Thirdly – and this hurts! –we are to seek the well-being of others in the congregation not from the standpoint of voluntary service, but from loving servitude.
This is pretty radical. He’s saying your service to one another is not to be something that you view as something that you decide to do whenever you want to do it, giving a little bit of left over of your time and resources to help somebody else. No. Actually, you don’t have any time and resources, you’re a servant. All of your time and resources belong to Jesus. And He has said what you’re supposed to be doing in life is helping one another. Paul says that we are to be ready to seek the well-being of others in the congregation not from the standpoint of voluntary service, but of loving servitude.
Fourth, that means that we are to be ready to set aside our personal checklist in order to serve others, and the body as a whole.
If you really view yourself as a servant of Christ, your personal checklist has to take Level B in comparison to the service of the Church. It’s just like when a father is really, really busy at work, but his son needs his time…now. The schedule has to change. If we’re going to help one another, if we’ve going to serve one another, if we’re going to mutually commit ourselves to helpfulness, then we have to set aside our personal checklist in order to serve others, and the body as a whole.
Finally, we are to live in mutual helpfulness and servitude because of the gospel, and in imitation of Jesus Christ.
It is amazing how often this teaching comes up in Paul, it is not just here in Philippians 2:4. This is not a thought that just popped into Paul’s mind while writing from prison to the Philippians. He wants Christians to live in mutual helpfulness, service and servitude.
This also is the exact opposite of the world. All around us we have self-centered people. Paul is saying be other-focused. Be Christ-directed, but be other-focused, caring for them, especially in the family and in the congregation of faith. (And certainly to our neighbors and to all men as well, but fundamentally in those inner circles we’re to be living in an outwardly focused way) But you’re not to be directed by others. You’re directed by Christ. You’re His servant.

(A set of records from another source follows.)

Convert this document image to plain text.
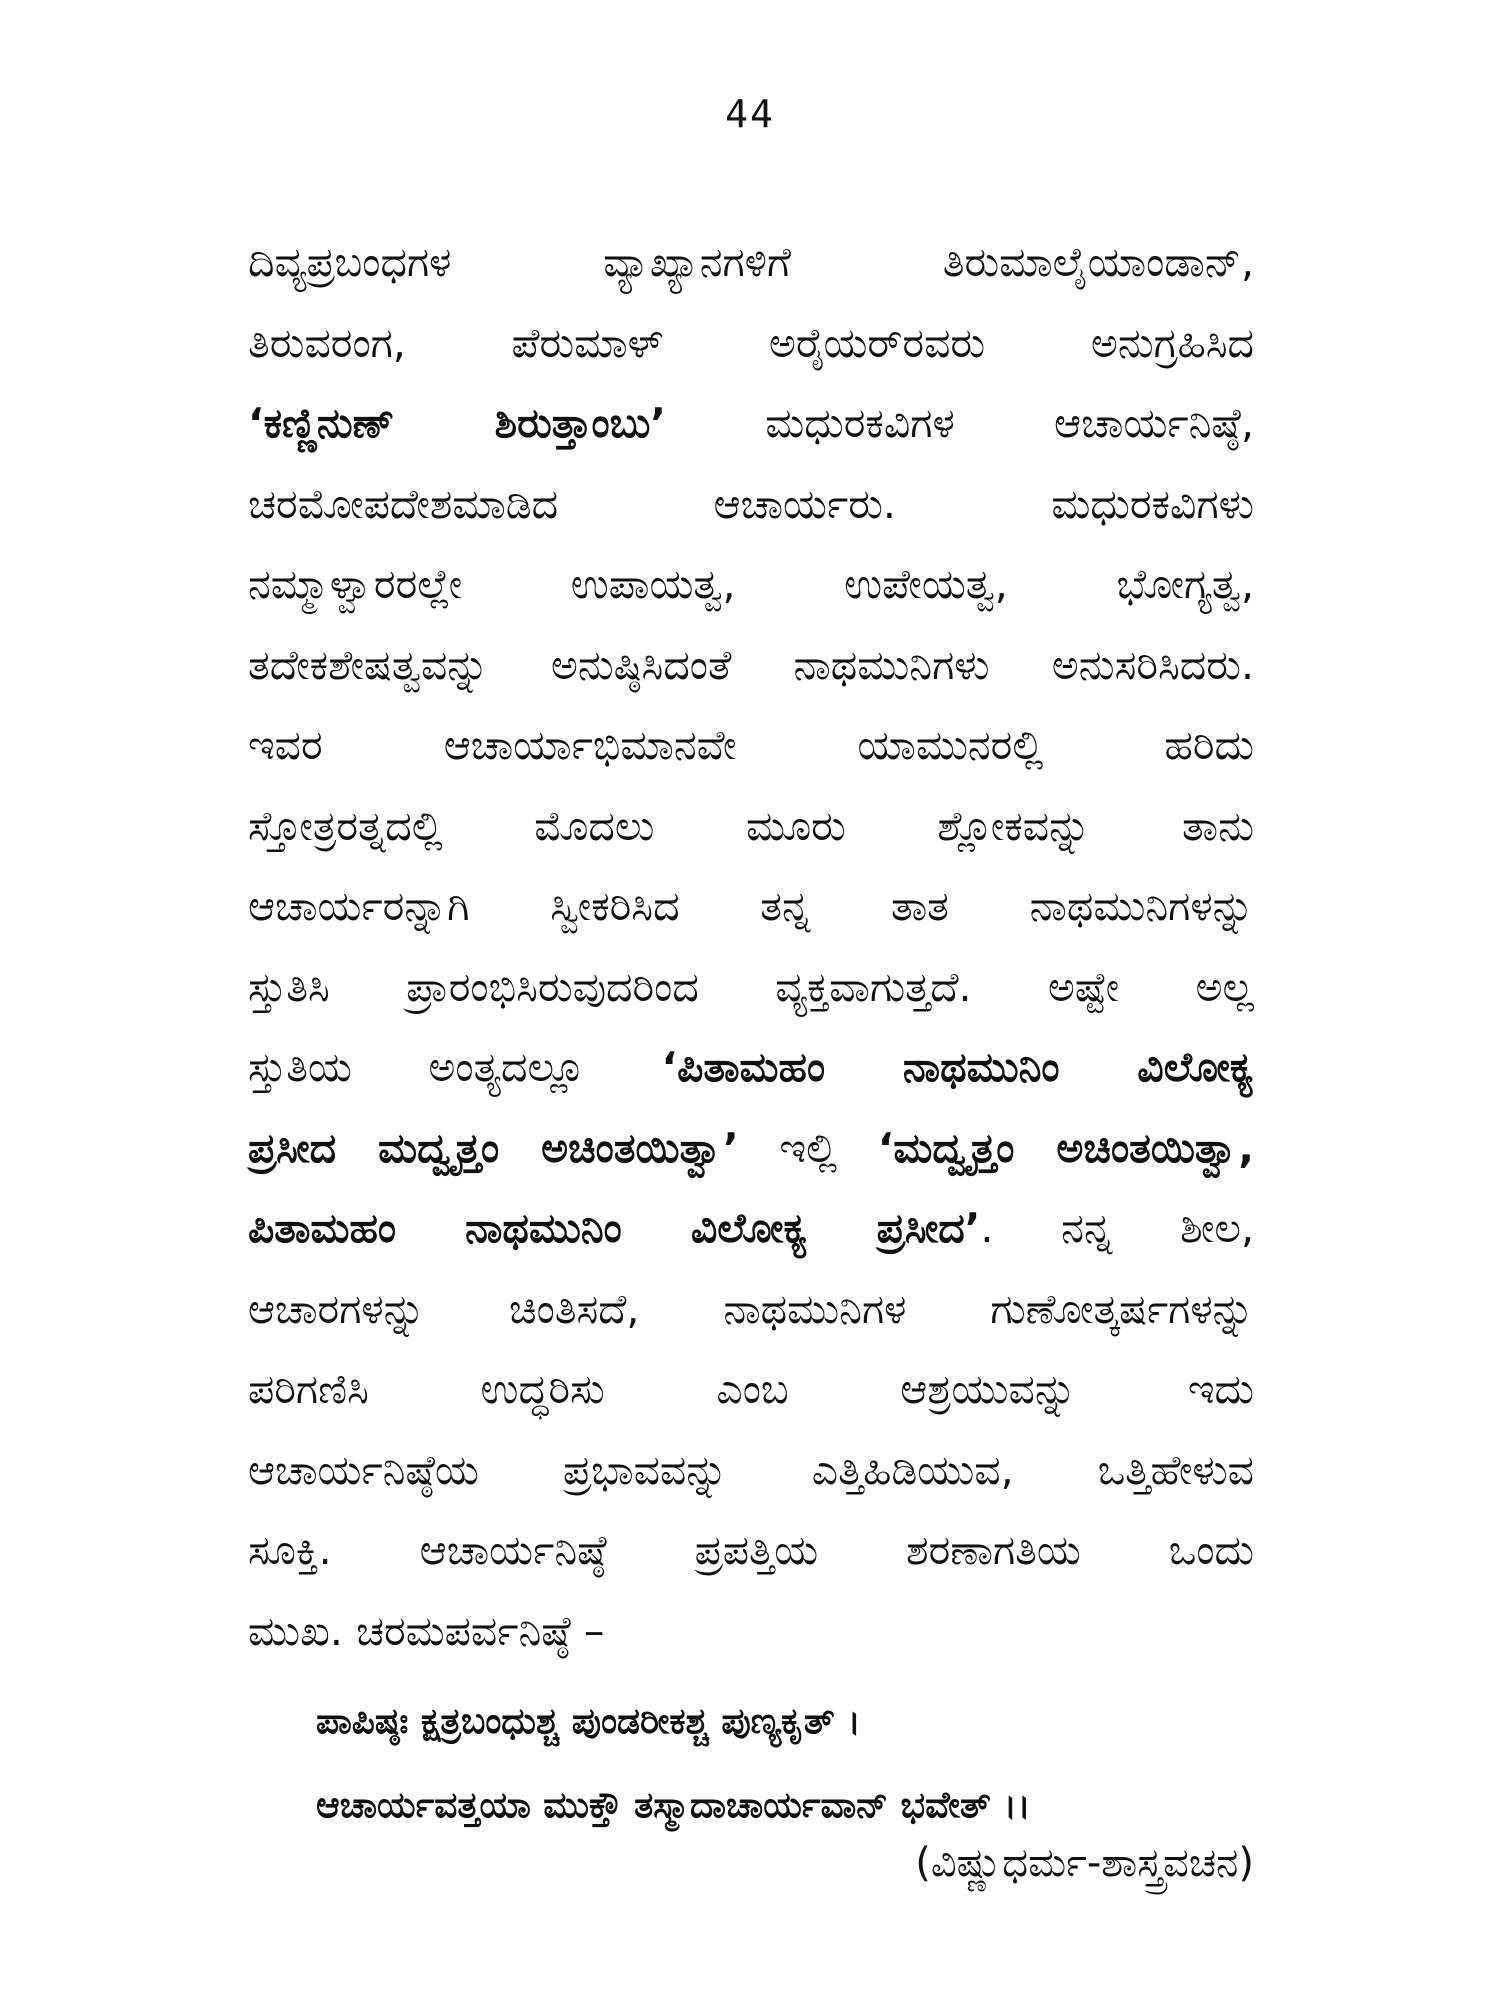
44
ದಿವ್ಯಪ್ರಬಂಧಗಳ ವ್ಯಾಖ್ಯಾನಗಳಿಗೆ ತಿರುಮಾಲೈಯಾಂಡಾನ್,
ತಿರುವರಂಗ, ಪೆರುಮಾಳ್ ಅರೈಯರ್‌ರವರು ಅನುಗ್ರಹಿಸಿದ
‘ಕಣ್ಣಿನುಣ್ ಶಿರುತ್ತಾಂಬು’ ಮಧುರಕವಿಗಳ ಆಚಾರ್ಯನಿಷ್ಠೆ,
ಚರಮೋಪದೇಶಮಾಡಿದ ಆಚಾರ್ಯರು. ಮಧುರಕವಿಗಳು
ನಮ್ಮಾಳ್ವಾರರಲ್ಲೇ ಉಪಾಯತ್ವ, ಉಪೇಯತ್ವ, ಭೋಗ್ಯತ್ವ,
ತದೇಕಶೇಷತ್ವವನ್ನು ಅನುಷ್ಠಿಸಿದಂತೆ ನಾಥಮುನಿಗಳು ಅನುಸರಿಸಿದರು.
ಇವರ ಆಚಾರ್ಯಾಭಿಮಾನವೇ ಯಾಮುನರಲ್ಲಿ ಹರಿದು
ಸ್ತೋತ್ರರತ್ನದಲ್ಲಿ ಮೊದಲು ಮೂರು ಶ್ಲೋಕವನ್ನು ತಾನು
ಆಚಾರ್ಯರನ್ನಾಗಿ ಸ್ವೀಕರಿಸಿದ ತನ್ನ ತಾತ ನಾಥಮುನಿಗಳನ್ನು
ಸ್ತುತಿಸಿ ಪ್ರಾರಂಭಿಸಿರುವುದರಿಂದ ವ್ಯಕ್ತವಾಗುತ್ತದೆ. ಅಷ್ಟೇ ಅಲ್ಲ
ಸ್ತುತಿಯ ಅಂತ್ಯದಲ್ಲೂ ‘ಪಿತಾಮಹಂ ನಾಥಮುನಿಂ ವಿಲೋಕ್ಯ
ಪ್ರಸೀದ ಮದ್ವೃತ್ತಂ ಅಚಿಂತಯಿತ್ವಾ’ ಇಲ್ಲಿ ‘ಮದ್ವೃತ್ತಂ ಅಚಿಂತಯಿತ್ವಾ,
ಪಿತಾಮಹಂ ನಾಥಮುನಿಂ ವಿಲೋಕ್ಯ ಪ್ರಸೀದ’. ನನ್ನ ಶೀಲ,
ಆಚಾರಗಳನ್ನು ಚಿಂತಿಸದೆ, ನಾಥಮುನಿಗಳ ಗುಣೋತ್ಕರ್ಷಗಳನ್ನು
ಪರಿಗಣಿಸಿ ಉದ್ಧರಿಸು ಎಂಬ ಆಶ್ರಯುವನ್ನು ಇದು
ಆಚಾರ್ಯನಿಷ್ಠೆಯ ಪ್ರಭಾವವನ್ನು ಎತ್ತಿಹಿಡಿಯುವ, ಒತ್ತಿಹೇಳುವ
ಸೂಕ್ತಿ. ಆಚಾರ್ಯನಿಷ್ಠೆ ಪ್ರಪತ್ತಿಯ ಶರಣಾಗತಿಯ ಒಂದು
ಮುಖ. ಚರಮಪರ್ವನಿಷ್ಠೆ –
ಪಾಪಿಷ್ಠಃ ಕ್ಷತ್ರಬಂಧುಶ್ಚ ಪುಂಡರೀಕಶ್ಚ ಪುಣ್ಯಕೃತ್ ।
ಆಚಾರ್ಯವತ್ತಯಾ ಮುಕ್ತೌ ತಸ್ಮಾದಾಚಾರ್ಯವಾನ್ ಭವೇತ್ ।।
(ವಿಷ್ಣುಧರ್ಮ-ಶಾಸ್ತ್ರವಚನ)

Elsewhere when Paul is talking about this, he talks about our serving one another in the fear of Christ, out of awe and reverence for Jesus Christ. Paul is saying that we’re to live in this mutual helpfulness and servitude because of the gospel and in imitating Christ. And that is what Philippians 2:5-11 is about. It’s about us having the same mind, the same outlook, the same orientation that Jesus had. And that’s what we’re going to study tomorrow, God willing.